Telecom system integrators often work in the background, enabling the smooth operation of complex networks. Fierce Network spoke with three major system integrators — Tech Mahindra, Infosys and Accenture — to find out how they’re helping American broadband operators.
Tech Mahindra, an Indian company with about 150,000 employees, is working with all the major U.S. service providers as they look to extend fiber broadband more ubiquitously and as they tap into the boom in AI.
Abhishek Shankar, president of Tech Mahindra’s Communications Business for the Americas, said the future of AI will, to a large extent, be based on the quality of fiber.
And that’s good news for the telecom industry because Shankar said, “Our industry is not growing at the pace which it needs to grow.”
Olu Adegoke, global managing partner for Communications, Media and Technology Practice at Infosys Consulting, said the company is working with all the largest U.S. telcos. Infosys Consulting is a subsidiary of the large Indian company Infosys Group, which employs more than 300,000 people.
Adegoke said those companies driving the AI phenomenon are using massive amounts of computing power, and they’re “having to buy broadband access and capacity.” He said they’re trying to avoid choking points within the data center by implementing GPUs. But they also need to avoid choking points in the transmission of data. “The network choke will be avoided through fiber,” he said.
Fierce also spoke with Peters Suh, senior managing director in the Communications & Media Industry practice at Accenture, a global systems integrator headquartered in Dublin, Ireland. Suh said, “Is there a correlation between demand in fiber with AI? Sure. It probably will accelerate the demand for fiber.”
But he said demand for fiber was already growing even before ChatGPT sprung onto the scene. He said, “We support some of the hyperscalers with their fiber builds and networks; some are staggeringly large.”
Suh said that now that AI has garnered a level of success, it’s bound to move from big data centers with lots of GPUs to more data centers pushed further to the edge. “Future models will be more distributed,” Suh said.

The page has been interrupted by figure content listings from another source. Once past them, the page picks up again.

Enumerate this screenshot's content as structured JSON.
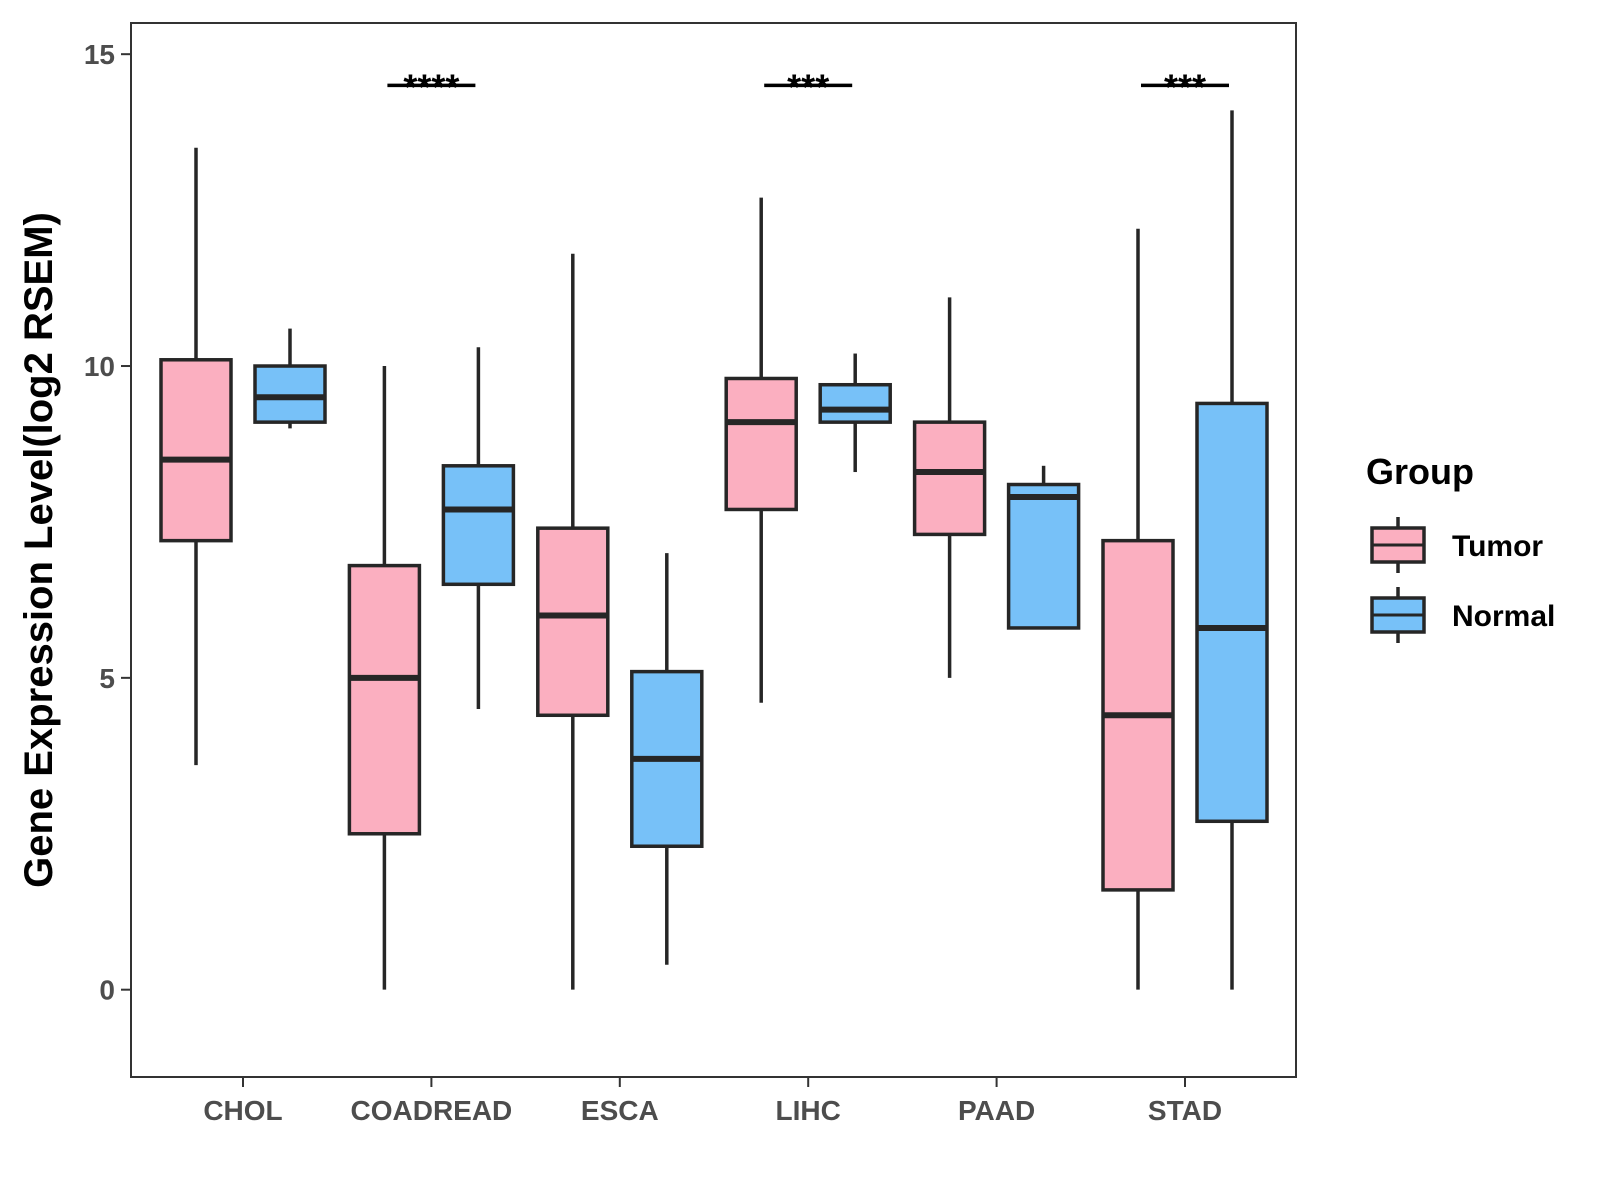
{
  "chart_data": {
    "type": "boxplot",
    "title": "",
    "xlabel": "",
    "ylabel": "Gene Expression Level(log2 RSEM)",
    "ylim": [
      -1.4,
      15.5
    ],
    "yticks": [
      0,
      5,
      10,
      15
    ],
    "ytick_labels": [
      "0",
      "5",
      "10",
      "15"
    ],
    "categories": [
      "CHOL",
      "COADREAD",
      "ESCA",
      "LIHC",
      "PAAD",
      "STAD"
    ],
    "legend": {
      "title": "Group",
      "position": "right",
      "entries": [
        "Tumor",
        "Normal"
      ]
    },
    "colors": {
      "Tumor": "#fbafc0",
      "Normal": "#77c1f8",
      "outline": "#262626",
      "panel_border": "#333333"
    },
    "series": [
      {
        "name": "Tumor",
        "boxes": [
          {
            "min": 3.6,
            "q1": 7.2,
            "median": 8.5,
            "q3": 10.1,
            "max": 13.5
          },
          {
            "min": 0.0,
            "q1": 2.5,
            "median": 5.0,
            "q3": 6.8,
            "max": 10.0
          },
          {
            "min": 0.0,
            "q1": 4.4,
            "median": 6.0,
            "q3": 7.4,
            "max": 11.8
          },
          {
            "min": 4.6,
            "q1": 7.7,
            "median": 9.1,
            "q3": 9.8,
            "max": 12.7
          },
          {
            "min": 5.0,
            "q1": 7.3,
            "median": 8.3,
            "q3": 9.1,
            "max": 11.1
          },
          {
            "min": 0.0,
            "q1": 1.6,
            "median": 4.4,
            "q3": 7.2,
            "max": 12.2
          }
        ]
      },
      {
        "name": "Normal",
        "boxes": [
          {
            "min": 9.0,
            "q1": 9.1,
            "median": 9.5,
            "q3": 10.0,
            "max": 10.6
          },
          {
            "min": 4.5,
            "q1": 6.5,
            "median": 7.7,
            "q3": 8.4,
            "max": 10.3
          },
          {
            "min": 0.4,
            "q1": 2.3,
            "median": 3.7,
            "q3": 5.1,
            "max": 7.0
          },
          {
            "min": 8.3,
            "q1": 9.1,
            "median": 9.3,
            "q3": 9.7,
            "max": 10.2
          },
          {
            "min": 5.8,
            "q1": 5.8,
            "median": 7.9,
            "q3": 8.1,
            "max": 8.4
          },
          {
            "min": 0.0,
            "q1": 2.7,
            "median": 5.8,
            "q3": 9.4,
            "max": 14.1
          }
        ]
      }
    ],
    "significance": [
      {
        "category": "COADREAD",
        "label": "****",
        "y": 14.5
      },
      {
        "category": "LIHC",
        "label": "***",
        "y": 14.5
      },
      {
        "category": "STAD",
        "label": "***",
        "y": 14.5
      }
    ]
  }
}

BEAD and fiber deployments
When the Broadband Equity, Access and Deployment (BEAD) program came into being three years ago, it brought a focus on closing the digital divide, and systems integrators are now helping service providers with their fiber broadband deployments to close that divide in the U.S.

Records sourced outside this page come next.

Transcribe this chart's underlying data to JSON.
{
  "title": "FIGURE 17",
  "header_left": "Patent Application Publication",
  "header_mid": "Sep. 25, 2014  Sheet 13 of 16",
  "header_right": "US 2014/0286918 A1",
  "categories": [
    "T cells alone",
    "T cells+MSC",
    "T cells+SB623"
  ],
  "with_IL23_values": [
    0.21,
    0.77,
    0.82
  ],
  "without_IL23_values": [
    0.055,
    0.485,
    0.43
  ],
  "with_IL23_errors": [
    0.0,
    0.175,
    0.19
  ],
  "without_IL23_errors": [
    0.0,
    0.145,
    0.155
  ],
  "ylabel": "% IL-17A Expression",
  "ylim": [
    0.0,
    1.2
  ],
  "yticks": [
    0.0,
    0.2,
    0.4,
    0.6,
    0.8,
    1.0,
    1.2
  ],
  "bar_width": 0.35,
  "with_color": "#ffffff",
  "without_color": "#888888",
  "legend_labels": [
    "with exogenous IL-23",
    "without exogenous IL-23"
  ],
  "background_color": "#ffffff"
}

Tech Mahindra has experience working with European service providers on their fiber deployments.
Shankar said, “We have learned a lot from the way Europe rolled out the whole fiber strategy. A lot of it was organic. Private equity jumped in in similar ways. The patterns are similar.”

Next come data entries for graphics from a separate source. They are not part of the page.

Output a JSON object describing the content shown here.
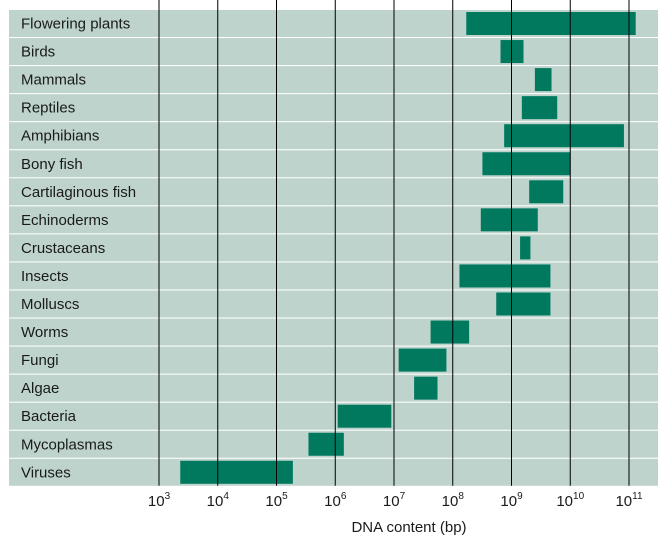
{
  "chart_data": {
    "type": "bar",
    "orientation": "horizontal-range",
    "xlabel": "DNA content (bp)",
    "x_scale": "log10",
    "xlim": [
      300,
      200000000000
    ],
    "tick_labels": [
      {
        "base": "10",
        "exp": "3"
      },
      {
        "base": "10",
        "exp": "4"
      },
      {
        "base": "10",
        "exp": "5"
      },
      {
        "base": "10",
        "exp": "6"
      },
      {
        "base": "10",
        "exp": "7"
      },
      {
        "base": "10",
        "exp": "8"
      },
      {
        "base": "10",
        "exp": "9"
      },
      {
        "base": "10",
        "exp": "10"
      },
      {
        "base": "10",
        "exp": "11"
      }
    ],
    "tick_values": [
      1000,
      10000,
      100000,
      1000000,
      10000000,
      100000000,
      1000000000,
      10000000000,
      100000000000
    ],
    "grid": true,
    "categories": [
      "Flowering plants",
      "Birds",
      "Mammals",
      "Reptiles",
      "Amphibians",
      "Bony fish",
      "Cartilaginous fish",
      "Echinoderms",
      "Crustaceans",
      "Insects",
      "Molluscs",
      "Worms",
      "Fungi",
      "Algae",
      "Bacteria",
      "Mycoplasmas",
      "Viruses"
    ],
    "ranges": [
      [
        170000000,
        130000000000
      ],
      [
        650000000,
        1600000000
      ],
      [
        2500000000,
        4800000000
      ],
      [
        1500000000,
        6000000000
      ],
      [
        750000000,
        82000000000
      ],
      [
        320000000,
        10000000000
      ],
      [
        2000000000,
        7600000000
      ],
      [
        300000000,
        2800000000
      ],
      [
        1400000000,
        2100000000
      ],
      [
        130000000,
        4600000000
      ],
      [
        550000000,
        4600000000
      ],
      [
        42000000,
        190000000
      ],
      [
        12000000,
        78000000
      ],
      [
        22000000,
        55000000
      ],
      [
        1100000,
        9000000
      ],
      [
        350000,
        1400000
      ],
      [
        2300,
        190000
      ]
    ],
    "colors": {
      "band": "#bdd3cb",
      "bar": "#00795f",
      "grid": "#000000"
    }
  }
}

The difference in working with fiber providers in the U.S. is that the country is a lot bigger with different geographies. “Whatever we did in Europe needs to scale up,” said Shankar. But he said Tech Mahindra has playbooks to plan and execute fiber deployments with real-world experience about the time, labor and associated costs.
Infosys’ Adegoke noted the current land-rush to deploy fiber-to-the-home across the U.S. He said, “Fiber is very expensive to deploy, and time to market is a very strategic advantage.” He explained that there’s a significant first-mover advantage because the first company to offer fiber in a new area has an easier time with marketing. But the second and third fiber operators will have to spend more money on luring customers. “If you think about the combination of paying top dollar to build the fiber and acquiring those customers….That’s why everybody is becoming very judicious about where to invest in each region,” said Adegoke.
The bottom line is that system integrators are heavily involved in the U.S., working with all the major telecom and hyperscale providers. And their business is ramping because of the advent of AI and also the mission to connect every home with high-speed fiber broadband.